Albertine, victime d'une « bavure policière »

Albertine Sow et son frère Fele estiment avoir été victimes de violence policière en août 2006. Alors enceinte de 7 mois, comme elle l'avait fait remarqué aux policiers à l'époque, Albertine assiste à l'interpellation de son cousin et demande des explications aux policiers : « L'un d'eux m'a répondu : tu dégages ou je te fous mon point dans la gueule ! Le ton a monté, j'ai commencé à crier parce qu'il me bousculait, il m'a donné un coup de poing. » Son frère, arrivé à ce moment là, raconte : « j'ai vu ma sœur et mon cousin menotté au sol ; j'ai demandé "qu'est-ce qui se passe ?". Le policier a sorti sa bombe lacrymogène et demandé à son collègue "est-ce que je le gaze ?". Son collègue a dit oui. Bombe lacrymogène sur tout le monde. » La plainte d'Albertine contre les policiers a été classée sans suite mais la jeune femme, reconnue coupable d'avoir agressé trois policiers, a été condamnée à 1 mois de prison avec sursis, et son frère à 6 mois fermes. Ils ont fait appel.

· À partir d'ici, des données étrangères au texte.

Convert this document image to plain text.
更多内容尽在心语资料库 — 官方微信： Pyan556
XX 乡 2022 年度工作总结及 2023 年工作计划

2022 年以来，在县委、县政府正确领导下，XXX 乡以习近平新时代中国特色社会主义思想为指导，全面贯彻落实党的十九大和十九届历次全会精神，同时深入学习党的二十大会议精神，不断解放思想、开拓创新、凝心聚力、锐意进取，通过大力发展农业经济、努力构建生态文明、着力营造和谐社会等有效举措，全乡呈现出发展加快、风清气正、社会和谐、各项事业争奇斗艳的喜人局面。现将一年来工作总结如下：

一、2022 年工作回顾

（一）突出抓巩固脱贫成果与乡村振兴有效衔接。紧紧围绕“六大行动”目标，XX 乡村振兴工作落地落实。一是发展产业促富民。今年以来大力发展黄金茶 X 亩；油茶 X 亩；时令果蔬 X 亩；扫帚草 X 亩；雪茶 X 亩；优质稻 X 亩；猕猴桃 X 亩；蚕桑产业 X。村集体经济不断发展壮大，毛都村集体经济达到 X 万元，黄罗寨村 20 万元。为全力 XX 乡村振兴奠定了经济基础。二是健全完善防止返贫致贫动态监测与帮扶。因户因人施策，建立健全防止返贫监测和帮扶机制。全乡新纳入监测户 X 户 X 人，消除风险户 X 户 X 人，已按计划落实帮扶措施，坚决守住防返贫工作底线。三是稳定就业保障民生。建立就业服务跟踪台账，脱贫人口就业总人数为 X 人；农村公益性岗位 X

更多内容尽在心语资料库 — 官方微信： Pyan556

Des policiers pas soutenus psychologiquement

Pour éviter ce genre de dérapages dans la police, Yannick Danio, porte-parole de l'UNSA, 1er syndicat des gardiens de la paix, demande « des professionnels plus présents dans les commissariats et ne pas hésiter à les faire venir sur le terrain avec les policiers pour qu'ils se rendent compte de la difficulté du métier. La formation continue est laissée à l'abandon dans la police nationale, poursuit-il, et les cellules de soutien psychologique ou de débriefing sont encore à l'état embryonnaire chez nous. Ça n'existe pas ou ça existe trop peu. »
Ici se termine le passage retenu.